A performance by the choir of Beethoven's Choral Symphony on 26 November 1910 with the Victorian Professional Orchestra, led by George Watson, was praised.

===Death===
In November 1911 Beard returned to Britain for a holiday and, following a tour of Europe, boarded the RMS Orsova intending to return to Melbourne. Concerns were raised when he failed to reply to telegrams left for him at Fremantle and further enquiries revealed that he had died of appendicitis en route at Colombo. His loss was felt deeply by members of the Festival Choir, the National Operatic Society and the Students' Choir.

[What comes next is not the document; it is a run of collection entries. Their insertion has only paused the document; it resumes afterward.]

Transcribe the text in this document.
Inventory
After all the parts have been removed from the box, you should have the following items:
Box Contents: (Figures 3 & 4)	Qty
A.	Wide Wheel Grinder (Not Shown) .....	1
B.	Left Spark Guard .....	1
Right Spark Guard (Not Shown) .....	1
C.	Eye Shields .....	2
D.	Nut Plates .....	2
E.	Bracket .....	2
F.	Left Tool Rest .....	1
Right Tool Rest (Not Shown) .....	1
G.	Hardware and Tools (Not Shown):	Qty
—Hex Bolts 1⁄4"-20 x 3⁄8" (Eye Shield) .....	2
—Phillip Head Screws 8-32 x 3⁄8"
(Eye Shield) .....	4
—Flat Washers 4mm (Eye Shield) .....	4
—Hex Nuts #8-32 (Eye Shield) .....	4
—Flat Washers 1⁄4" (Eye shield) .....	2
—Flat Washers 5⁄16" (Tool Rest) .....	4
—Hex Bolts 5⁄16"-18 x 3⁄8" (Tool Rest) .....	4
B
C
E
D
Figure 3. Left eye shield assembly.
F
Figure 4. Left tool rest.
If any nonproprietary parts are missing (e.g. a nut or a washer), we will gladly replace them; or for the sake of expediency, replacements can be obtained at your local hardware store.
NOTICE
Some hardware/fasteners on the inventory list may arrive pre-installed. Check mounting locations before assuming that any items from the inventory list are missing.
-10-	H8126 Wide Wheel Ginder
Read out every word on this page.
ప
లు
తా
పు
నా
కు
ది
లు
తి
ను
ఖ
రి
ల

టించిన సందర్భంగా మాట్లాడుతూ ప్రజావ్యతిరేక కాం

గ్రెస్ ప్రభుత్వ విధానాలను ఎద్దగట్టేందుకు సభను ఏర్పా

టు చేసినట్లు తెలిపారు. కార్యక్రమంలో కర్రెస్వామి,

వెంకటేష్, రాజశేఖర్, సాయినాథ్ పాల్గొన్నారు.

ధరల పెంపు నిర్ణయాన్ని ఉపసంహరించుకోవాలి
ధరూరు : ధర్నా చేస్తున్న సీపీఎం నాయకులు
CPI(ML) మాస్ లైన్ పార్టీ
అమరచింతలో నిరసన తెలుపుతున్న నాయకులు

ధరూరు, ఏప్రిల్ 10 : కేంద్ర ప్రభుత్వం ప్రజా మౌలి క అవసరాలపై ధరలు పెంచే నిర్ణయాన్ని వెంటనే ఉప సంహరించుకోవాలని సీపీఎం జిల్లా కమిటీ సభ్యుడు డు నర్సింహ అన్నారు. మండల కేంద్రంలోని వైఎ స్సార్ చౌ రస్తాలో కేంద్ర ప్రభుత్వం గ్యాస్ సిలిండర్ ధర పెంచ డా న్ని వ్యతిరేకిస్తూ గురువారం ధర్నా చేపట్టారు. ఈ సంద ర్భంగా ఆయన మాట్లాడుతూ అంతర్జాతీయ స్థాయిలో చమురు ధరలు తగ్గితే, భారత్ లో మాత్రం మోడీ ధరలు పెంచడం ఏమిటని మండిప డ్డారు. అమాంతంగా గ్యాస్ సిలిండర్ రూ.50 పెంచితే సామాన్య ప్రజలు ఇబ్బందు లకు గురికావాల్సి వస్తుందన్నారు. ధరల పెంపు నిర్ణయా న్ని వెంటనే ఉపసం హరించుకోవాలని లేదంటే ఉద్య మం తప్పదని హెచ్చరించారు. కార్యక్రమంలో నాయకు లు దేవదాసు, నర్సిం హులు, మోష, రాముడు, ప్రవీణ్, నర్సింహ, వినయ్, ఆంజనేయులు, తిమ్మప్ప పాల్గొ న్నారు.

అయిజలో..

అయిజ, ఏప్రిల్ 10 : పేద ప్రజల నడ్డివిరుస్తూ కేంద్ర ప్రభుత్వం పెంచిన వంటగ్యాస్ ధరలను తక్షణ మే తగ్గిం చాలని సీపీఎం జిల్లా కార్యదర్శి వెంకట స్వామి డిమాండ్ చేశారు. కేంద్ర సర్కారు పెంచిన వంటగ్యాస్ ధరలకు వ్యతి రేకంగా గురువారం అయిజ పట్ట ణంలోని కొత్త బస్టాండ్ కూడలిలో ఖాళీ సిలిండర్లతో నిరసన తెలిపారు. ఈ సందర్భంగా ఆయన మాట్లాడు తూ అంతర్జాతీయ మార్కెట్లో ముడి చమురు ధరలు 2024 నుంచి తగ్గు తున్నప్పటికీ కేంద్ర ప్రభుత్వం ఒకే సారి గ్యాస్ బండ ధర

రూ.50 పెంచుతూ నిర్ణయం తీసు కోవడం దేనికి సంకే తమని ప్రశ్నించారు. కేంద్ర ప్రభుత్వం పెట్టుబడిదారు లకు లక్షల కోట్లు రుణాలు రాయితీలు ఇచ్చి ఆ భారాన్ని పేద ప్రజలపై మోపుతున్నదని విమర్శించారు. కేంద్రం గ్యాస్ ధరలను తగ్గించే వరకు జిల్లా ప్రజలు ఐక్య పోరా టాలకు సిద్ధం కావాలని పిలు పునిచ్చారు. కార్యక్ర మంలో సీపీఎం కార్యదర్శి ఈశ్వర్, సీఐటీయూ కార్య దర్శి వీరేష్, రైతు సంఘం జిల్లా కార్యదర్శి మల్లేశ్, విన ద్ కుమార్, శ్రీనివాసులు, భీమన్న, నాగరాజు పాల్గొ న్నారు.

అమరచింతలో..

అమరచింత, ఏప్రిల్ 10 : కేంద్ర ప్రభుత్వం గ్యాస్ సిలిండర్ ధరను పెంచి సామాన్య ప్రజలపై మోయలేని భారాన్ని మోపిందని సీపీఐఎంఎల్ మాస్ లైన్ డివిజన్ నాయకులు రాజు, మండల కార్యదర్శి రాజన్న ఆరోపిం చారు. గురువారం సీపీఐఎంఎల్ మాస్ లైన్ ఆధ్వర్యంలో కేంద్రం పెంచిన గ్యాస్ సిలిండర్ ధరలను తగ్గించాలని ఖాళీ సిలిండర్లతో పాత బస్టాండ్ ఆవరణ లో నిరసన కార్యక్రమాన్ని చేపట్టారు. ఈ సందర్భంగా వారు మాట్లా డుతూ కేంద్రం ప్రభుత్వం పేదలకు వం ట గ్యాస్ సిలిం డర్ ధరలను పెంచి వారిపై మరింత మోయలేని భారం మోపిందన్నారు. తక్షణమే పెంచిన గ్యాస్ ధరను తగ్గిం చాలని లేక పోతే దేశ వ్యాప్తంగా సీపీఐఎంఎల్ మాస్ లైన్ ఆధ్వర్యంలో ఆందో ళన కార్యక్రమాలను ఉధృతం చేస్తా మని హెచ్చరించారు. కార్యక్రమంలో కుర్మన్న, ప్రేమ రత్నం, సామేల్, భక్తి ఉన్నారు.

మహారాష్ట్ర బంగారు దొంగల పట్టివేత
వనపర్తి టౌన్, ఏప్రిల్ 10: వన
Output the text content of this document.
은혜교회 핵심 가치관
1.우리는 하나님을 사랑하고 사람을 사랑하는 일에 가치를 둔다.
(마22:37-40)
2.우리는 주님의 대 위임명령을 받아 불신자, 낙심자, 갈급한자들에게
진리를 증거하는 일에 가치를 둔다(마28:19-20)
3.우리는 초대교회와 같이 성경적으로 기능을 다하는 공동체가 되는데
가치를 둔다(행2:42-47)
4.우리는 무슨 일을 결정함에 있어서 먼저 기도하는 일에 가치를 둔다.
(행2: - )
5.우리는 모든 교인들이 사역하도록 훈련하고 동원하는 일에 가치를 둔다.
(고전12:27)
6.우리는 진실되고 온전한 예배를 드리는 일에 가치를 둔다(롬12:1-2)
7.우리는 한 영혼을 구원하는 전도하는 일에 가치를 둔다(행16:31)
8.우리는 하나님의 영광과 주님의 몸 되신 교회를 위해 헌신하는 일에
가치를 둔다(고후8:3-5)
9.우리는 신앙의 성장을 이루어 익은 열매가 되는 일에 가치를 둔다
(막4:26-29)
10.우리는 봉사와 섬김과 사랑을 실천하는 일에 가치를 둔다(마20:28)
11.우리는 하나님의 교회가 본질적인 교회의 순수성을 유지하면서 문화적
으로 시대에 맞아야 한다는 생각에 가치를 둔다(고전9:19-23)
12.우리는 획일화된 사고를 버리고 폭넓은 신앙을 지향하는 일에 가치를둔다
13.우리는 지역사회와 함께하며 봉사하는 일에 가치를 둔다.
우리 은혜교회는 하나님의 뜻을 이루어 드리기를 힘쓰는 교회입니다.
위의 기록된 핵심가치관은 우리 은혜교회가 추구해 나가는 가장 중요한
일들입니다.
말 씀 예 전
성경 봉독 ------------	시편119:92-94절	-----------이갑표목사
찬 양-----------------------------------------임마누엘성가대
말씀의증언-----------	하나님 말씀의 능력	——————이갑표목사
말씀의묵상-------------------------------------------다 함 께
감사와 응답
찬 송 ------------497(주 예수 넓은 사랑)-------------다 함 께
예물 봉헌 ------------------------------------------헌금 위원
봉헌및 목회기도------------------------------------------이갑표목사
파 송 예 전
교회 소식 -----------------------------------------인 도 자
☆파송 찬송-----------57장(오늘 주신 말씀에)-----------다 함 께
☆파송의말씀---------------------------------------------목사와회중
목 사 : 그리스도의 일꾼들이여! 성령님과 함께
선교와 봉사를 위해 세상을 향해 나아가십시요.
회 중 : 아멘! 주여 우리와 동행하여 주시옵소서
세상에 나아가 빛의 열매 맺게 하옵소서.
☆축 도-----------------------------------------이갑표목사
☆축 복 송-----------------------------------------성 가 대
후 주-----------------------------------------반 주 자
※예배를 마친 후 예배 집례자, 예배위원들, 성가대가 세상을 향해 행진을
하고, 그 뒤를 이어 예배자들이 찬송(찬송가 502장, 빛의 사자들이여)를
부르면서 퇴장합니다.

Dean Phelan movingly referred to his death during a service at St Patrick's Cathedral.

===Memorial===
Members of the Victorian Festival Choir, and, other musical societies of Melbourne, subscribed to a memorial in the form of a Celtic cross, made of Harcourt granite, to be installed at the Colombo cemetery; it was temporarily erected in Royal Park, near the Burke and Wills' memorial. The inscription read:—
In loving memory of Frederic W. Beard, musician choirmaster, who died at Colombo, 5th May, 1912, aged 46 years. Erected by the members of the Victorian Festival Choir, St. Patrick's Choir, National Operatic Society, and other friends. 'And the tear that we shed, tho' in secret it rolls, Shall, long keep his memory green in our souls. Requiescat in pace.
Accompanying the tribute were lines from Cécile Chaminade's "The Little Silver Ring", one of his favorite songs:

"E'en as a ribbon placed
About fair living flow'rs
Still hold the self-same flow'rs
When their short life is done.

Frank Brennan MHR deputized for the Archbishop at the dedication, praising the work of stonemason M. P. Jageurs, mentioning that he had informed Sir Edward Elgar of the great loss to Melbourne's music circles. The combined choirs then concluded with Arthur Sullivan's "The Long Day Closes", after which the gathering dispersed.

Paul Beard (1901–1989), a nephew, was also a musician, a fine violinist.